第四十六章
我去找申屠施,他正在小院中独坐小酌。
不过他面前的桌上有一壶酒,两个细白瓷杯,而这里除了我们,显然没有第三个人。
“申屠先生竟是知道我要来的?”既然如此,我毫不客气的坐在他对面。
申屠施微笑颔首,将我和他的杯子斟满酒:“杨公子也未必来。不过这样的夜晚,‘举杯邀明月,对影成三人。’也非我一人独饮了。”
我道:“申屠先生知道我要来,可又知道我为何而来?”
申屠施道:“你来,不过是要问我几个你心中的疑问,不过这些问题,我也只能回答你少许。”
我笑道:“那么不知申屠先生能告诉我的,都有什么?”
“赵先生心念那人之事,他已经告诉过你,我也不必多言。”申屠淡淡说道。
我一惊,赵仕杰与我说那事之后,我们……以申屠施的睿智,岂又猜不到这个?
申屠施无视我继续道:“赵先生一直搜集与那人相似之人。说来好笑,他当年花费万金救我于水火之中,不过是因为我眉眼与那人极为相似罢了。”
他这样一说,我方细细打量起他来,果然,申屠施脸上最绝色醉人之处,正是这眉梢眼角的一段风流。
我明白了他的言下之意——赵仕杰之所以如此待我,也不过因为我和那人有几分相似而已。
没想到赵仕杰居然对那美人痴迷至此,不知为何,我心中抽搐着,痛的厉害。
所有情谊温和,只不过是对我身上那一丝微影的付出么?
“若说我与那人有两分形似,杨公子和他绝有三分。不过说到与他神似方面,杨公子竟有七分了——赵先生那里尚还无如此相似之人。”
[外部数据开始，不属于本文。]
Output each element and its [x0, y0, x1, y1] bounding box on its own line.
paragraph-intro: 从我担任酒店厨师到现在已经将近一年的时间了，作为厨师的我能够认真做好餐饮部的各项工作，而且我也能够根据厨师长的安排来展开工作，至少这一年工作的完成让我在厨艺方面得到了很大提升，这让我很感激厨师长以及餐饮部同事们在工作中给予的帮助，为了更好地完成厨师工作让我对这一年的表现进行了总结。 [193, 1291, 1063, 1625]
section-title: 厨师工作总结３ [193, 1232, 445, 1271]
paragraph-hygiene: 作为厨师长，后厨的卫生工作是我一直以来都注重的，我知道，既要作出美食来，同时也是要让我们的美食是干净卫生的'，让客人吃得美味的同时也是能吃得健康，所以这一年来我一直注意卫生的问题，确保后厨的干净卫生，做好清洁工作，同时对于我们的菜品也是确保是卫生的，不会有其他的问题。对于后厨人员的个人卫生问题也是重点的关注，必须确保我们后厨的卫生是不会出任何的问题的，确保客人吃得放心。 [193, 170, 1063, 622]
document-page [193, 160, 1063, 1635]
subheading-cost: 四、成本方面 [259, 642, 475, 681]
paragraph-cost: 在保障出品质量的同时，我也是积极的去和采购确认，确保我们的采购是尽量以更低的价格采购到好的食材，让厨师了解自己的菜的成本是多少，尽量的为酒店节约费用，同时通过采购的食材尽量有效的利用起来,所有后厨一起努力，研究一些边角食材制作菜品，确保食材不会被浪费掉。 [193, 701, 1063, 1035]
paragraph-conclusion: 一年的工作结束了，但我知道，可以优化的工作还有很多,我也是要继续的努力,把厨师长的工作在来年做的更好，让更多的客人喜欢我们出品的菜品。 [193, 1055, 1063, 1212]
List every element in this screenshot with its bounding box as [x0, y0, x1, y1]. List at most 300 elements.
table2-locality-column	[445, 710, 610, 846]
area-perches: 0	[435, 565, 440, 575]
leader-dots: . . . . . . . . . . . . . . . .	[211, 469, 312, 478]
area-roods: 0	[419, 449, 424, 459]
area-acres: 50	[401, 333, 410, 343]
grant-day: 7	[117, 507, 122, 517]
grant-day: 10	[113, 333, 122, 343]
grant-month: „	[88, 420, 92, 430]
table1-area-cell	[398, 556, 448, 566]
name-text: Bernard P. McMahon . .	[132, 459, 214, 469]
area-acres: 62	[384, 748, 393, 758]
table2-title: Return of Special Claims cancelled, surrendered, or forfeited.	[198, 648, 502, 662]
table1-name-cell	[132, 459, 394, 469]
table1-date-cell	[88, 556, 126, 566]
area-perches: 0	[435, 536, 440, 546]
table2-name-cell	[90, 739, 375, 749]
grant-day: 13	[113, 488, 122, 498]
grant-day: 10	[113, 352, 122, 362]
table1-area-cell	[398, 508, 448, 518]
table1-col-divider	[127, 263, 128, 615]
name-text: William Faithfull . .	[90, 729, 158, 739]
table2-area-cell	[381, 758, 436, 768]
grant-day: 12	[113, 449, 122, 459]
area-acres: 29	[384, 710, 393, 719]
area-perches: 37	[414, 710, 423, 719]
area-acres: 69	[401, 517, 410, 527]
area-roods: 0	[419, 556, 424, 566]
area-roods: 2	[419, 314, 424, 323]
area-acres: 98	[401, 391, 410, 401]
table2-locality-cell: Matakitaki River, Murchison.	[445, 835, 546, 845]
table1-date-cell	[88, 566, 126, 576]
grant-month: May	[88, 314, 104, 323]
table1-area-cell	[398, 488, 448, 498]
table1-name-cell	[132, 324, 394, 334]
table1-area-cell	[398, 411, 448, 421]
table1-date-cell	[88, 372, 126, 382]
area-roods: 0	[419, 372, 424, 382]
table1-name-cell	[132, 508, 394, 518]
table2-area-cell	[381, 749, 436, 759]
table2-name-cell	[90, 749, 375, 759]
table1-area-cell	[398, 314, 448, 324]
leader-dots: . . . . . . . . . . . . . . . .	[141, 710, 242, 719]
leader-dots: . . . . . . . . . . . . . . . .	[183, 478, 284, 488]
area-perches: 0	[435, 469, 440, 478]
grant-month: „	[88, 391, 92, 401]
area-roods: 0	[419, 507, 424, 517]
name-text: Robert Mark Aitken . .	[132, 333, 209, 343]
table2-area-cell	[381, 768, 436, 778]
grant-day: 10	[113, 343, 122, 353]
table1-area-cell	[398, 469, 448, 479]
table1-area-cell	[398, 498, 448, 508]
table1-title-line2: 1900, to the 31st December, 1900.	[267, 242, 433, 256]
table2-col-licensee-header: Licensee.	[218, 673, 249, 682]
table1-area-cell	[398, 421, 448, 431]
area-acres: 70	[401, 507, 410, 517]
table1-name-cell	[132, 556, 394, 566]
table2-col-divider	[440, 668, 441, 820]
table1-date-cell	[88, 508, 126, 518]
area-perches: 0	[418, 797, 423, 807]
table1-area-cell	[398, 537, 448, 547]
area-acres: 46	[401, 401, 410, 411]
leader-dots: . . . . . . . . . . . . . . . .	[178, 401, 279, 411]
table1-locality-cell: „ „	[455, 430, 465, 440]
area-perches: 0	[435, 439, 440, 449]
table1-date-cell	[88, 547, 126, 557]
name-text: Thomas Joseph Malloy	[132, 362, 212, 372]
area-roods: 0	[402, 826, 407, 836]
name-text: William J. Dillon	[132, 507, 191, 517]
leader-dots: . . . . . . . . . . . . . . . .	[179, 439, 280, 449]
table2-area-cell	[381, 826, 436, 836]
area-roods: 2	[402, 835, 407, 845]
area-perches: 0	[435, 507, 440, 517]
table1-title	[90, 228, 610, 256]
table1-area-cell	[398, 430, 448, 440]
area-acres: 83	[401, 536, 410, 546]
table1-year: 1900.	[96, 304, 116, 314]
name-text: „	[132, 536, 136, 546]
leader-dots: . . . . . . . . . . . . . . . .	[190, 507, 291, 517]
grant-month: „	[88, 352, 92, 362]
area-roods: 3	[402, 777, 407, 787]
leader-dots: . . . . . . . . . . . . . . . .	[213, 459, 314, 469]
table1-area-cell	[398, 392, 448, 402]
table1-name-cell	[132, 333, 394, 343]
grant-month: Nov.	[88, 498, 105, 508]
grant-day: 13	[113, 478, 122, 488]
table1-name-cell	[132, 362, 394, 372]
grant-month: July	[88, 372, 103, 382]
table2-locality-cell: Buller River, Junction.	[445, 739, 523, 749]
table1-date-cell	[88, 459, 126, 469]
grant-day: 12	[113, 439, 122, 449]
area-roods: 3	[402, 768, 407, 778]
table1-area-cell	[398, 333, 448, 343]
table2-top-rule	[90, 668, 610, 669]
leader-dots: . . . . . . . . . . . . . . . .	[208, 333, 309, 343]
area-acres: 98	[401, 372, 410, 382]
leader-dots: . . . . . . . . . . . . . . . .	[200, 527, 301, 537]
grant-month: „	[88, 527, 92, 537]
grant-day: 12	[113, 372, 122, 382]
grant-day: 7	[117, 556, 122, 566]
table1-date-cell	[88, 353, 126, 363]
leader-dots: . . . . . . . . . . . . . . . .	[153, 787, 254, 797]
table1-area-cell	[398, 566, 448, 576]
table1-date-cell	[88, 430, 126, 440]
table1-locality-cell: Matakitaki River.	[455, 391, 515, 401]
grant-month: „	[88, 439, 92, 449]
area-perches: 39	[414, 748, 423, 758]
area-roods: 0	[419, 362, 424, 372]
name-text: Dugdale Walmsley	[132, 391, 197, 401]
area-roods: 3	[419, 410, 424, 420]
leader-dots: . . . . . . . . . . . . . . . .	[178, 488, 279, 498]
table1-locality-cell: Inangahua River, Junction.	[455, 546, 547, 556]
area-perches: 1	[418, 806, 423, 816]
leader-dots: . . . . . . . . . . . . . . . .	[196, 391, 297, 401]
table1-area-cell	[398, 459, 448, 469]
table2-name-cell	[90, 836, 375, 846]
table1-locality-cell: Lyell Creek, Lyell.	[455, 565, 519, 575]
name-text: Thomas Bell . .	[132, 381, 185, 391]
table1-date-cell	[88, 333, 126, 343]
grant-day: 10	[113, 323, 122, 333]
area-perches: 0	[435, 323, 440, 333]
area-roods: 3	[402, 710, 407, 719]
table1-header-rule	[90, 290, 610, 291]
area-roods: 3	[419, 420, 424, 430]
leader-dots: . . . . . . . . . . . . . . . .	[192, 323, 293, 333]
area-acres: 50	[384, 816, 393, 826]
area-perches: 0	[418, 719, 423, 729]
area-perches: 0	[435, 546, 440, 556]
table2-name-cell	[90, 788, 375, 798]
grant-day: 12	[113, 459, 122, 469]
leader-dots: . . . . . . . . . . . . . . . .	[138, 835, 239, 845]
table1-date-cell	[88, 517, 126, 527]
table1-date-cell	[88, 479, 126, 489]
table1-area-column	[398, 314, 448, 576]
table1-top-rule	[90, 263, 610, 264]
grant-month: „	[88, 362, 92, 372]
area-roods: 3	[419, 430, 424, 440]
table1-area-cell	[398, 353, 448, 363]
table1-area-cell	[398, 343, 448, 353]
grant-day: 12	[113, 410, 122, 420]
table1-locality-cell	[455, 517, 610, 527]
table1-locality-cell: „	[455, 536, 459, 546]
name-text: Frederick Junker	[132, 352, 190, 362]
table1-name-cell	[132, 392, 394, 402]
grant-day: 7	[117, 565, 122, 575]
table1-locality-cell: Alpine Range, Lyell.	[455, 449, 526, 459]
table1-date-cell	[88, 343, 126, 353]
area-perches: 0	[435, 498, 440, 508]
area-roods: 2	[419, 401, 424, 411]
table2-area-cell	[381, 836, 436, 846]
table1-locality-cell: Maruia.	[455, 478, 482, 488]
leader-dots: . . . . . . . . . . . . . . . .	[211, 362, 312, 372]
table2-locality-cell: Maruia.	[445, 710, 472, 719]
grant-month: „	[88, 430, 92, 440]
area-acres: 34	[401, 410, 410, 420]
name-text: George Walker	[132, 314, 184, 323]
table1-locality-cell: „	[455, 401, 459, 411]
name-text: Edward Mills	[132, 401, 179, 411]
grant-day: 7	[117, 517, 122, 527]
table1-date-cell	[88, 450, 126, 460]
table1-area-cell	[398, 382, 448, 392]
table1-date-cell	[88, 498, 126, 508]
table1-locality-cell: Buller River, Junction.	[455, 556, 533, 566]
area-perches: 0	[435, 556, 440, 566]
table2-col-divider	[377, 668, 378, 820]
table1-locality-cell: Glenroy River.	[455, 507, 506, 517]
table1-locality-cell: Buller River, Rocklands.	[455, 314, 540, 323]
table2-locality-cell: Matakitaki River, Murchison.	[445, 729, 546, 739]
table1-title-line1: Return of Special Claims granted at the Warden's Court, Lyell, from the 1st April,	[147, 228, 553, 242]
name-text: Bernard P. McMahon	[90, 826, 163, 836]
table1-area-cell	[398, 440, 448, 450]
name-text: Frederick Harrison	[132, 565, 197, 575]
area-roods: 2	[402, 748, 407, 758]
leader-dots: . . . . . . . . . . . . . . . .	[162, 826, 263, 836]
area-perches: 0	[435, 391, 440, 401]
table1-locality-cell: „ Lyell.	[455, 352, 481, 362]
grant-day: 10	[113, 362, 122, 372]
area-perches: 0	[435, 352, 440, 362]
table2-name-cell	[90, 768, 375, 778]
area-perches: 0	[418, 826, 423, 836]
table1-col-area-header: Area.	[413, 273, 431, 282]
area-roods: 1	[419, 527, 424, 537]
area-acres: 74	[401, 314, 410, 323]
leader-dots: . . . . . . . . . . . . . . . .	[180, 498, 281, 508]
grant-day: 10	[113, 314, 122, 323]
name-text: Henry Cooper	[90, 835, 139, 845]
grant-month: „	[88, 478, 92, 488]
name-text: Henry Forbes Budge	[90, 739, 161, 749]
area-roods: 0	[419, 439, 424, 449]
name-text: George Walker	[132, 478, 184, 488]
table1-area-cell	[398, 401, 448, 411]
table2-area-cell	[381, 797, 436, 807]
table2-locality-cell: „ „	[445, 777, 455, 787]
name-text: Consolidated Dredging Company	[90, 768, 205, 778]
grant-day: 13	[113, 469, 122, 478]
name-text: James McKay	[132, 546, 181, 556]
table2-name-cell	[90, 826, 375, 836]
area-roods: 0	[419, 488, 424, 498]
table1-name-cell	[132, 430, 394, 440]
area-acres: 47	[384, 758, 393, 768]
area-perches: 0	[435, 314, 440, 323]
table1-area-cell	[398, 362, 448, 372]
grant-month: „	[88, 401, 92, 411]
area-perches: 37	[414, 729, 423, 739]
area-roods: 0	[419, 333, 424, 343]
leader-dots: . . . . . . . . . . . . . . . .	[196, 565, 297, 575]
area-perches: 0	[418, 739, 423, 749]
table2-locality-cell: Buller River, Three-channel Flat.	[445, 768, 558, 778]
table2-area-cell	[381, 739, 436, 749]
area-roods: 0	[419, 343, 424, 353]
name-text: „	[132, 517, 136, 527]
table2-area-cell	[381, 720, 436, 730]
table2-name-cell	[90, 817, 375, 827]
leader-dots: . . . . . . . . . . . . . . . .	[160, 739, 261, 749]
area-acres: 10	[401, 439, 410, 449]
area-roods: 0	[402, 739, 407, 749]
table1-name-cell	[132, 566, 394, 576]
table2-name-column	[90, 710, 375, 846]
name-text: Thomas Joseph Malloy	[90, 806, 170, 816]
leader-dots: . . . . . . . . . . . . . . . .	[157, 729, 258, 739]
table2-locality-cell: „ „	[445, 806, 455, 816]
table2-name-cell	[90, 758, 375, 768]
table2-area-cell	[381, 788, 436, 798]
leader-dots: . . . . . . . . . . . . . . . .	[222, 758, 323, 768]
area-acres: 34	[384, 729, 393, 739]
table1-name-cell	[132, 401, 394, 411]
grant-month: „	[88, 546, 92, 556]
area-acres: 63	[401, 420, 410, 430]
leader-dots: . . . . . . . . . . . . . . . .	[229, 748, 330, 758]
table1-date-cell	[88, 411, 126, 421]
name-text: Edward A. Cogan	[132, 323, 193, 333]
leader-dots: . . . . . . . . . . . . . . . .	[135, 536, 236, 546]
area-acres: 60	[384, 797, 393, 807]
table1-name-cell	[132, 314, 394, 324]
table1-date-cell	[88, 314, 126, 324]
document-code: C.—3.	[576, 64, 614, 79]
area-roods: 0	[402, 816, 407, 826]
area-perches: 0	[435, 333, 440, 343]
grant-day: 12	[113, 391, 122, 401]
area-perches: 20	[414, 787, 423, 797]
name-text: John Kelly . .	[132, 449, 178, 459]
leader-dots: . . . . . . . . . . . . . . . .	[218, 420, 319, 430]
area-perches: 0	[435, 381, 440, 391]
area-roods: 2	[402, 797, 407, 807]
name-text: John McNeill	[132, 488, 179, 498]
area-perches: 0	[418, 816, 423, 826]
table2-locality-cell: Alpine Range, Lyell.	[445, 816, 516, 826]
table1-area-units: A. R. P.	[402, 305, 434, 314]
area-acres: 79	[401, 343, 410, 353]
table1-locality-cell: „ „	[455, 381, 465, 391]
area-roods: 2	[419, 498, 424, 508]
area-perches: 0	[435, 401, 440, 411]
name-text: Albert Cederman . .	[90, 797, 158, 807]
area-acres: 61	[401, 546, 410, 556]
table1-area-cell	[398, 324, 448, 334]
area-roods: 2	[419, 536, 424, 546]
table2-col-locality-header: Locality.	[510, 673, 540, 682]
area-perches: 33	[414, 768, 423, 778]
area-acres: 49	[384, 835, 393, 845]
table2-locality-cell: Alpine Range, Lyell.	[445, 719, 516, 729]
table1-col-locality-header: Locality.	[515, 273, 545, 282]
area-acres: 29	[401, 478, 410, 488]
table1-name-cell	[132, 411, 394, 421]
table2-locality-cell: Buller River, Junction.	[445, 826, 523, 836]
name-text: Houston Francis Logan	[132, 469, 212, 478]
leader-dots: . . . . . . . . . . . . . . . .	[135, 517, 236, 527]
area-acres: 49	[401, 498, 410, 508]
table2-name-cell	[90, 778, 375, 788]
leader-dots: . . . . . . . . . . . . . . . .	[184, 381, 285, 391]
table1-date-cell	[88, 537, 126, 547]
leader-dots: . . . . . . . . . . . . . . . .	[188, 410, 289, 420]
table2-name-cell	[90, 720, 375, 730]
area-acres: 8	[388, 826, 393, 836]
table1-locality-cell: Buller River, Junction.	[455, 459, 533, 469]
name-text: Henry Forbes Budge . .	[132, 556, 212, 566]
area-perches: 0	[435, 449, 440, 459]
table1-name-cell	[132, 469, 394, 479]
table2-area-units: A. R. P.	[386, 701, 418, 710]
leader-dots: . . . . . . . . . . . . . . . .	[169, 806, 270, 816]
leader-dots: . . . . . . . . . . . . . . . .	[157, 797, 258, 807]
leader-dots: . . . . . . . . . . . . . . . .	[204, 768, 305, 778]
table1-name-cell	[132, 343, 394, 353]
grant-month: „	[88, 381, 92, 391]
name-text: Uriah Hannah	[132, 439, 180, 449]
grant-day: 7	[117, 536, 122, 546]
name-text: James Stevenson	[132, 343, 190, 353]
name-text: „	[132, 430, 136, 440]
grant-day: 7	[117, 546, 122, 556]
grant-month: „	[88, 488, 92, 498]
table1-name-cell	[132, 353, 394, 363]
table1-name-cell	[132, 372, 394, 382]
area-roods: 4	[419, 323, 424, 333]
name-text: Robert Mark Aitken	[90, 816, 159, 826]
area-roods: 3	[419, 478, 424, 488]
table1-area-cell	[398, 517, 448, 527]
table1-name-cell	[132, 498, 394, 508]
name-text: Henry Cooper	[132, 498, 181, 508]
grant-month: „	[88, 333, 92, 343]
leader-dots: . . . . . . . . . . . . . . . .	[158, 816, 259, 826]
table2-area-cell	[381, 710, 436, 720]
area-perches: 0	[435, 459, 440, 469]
我压制住心底涌上的不适,微笑问道:“那么,不知仕杰兄过去同杨某有没有什么渊源?”
申屠施拍案大笑,道:“这种事情,不应该问杨兄自己么?”
他如雪般的手腕露出来,上面又添一道新痕。
我脑中灵光一现。
他上次的伤痕,大约是在离开车池之前新填上的……
那么这人之所以自残,恐怕不是我之前想象的那个原因。
恋慕的人有如镜花水月,可望而不可及,赵仕杰如斯,他亦然。
“那么我换一种说法罢。仕杰兄同文焱甲之间,可有故交?”
申屠施有些错愕的望着我,片刻之后,他即反应过来,道:“赵先生不过是调查过些文焱甲的事情罢了,他们两人之间,倒没有来往。”
看来赵仕杰是知道我同文焱甲并非一人了……
“我夺了那武状元的名头,之后又如何?”我对整体局势的不清,是沈道文操控我的直接原因,而我并不愿意如此被动。
“东景同爻国之战,局势已现,东景成为爻国之属已是必然。自我到天汾以来,就发现爻国特使已悄悄撤出,若无意外,爻国下一个目标,就是瑞祁。现在瑞祁朝中大将皆已年迈,后辈多属碌碌无为之徒,你能上战场立下战功,一则可以掌握部分兵权,二则在朝中也有些地位,为你日后归宗,自然是有些好处。”
我笑道:“刀剑无眼,我本就学艺不精,若是战死沙场上岂不是得不偿失?”
申屠施冷笑道:“你是沈道文手中的王牌,他自然不会舍得让你去送死。”
“但若瑞祁败与爻国,我又如何自处?”
申屠施一时语塞,饮下两杯酒后,方缓缓道:“若是那样,赵先生自然有他的道理,你且不用担心。”
他定然还有许多事情知而未告,我亦有许多问题想要问他。
只不过,余下的事情,像他这样一个外人询问,我倒宁愿等待那人亲自告诉我。
沈道文既然如此沉醉功利,何以他的独生子居然在朝中未任一官半职?明明该属下去做的找寻瑞祁世子的事情,又何以让游历中的儿子亲自找寻,还因此数次遇险?沈逸风,你在这件事之中,到底扮演的是怎样一个角色?
本以为关心自己之人,自己心爱之人,自己尊敬之人,都存了不知何心念在我身边,蓦然回首,竟然连一个可以交心共醉之人都没有,这种孤寂,又能说与谁人相知?
这世上最可怕的事情并非一无所有,而是得到之后复又一无所有。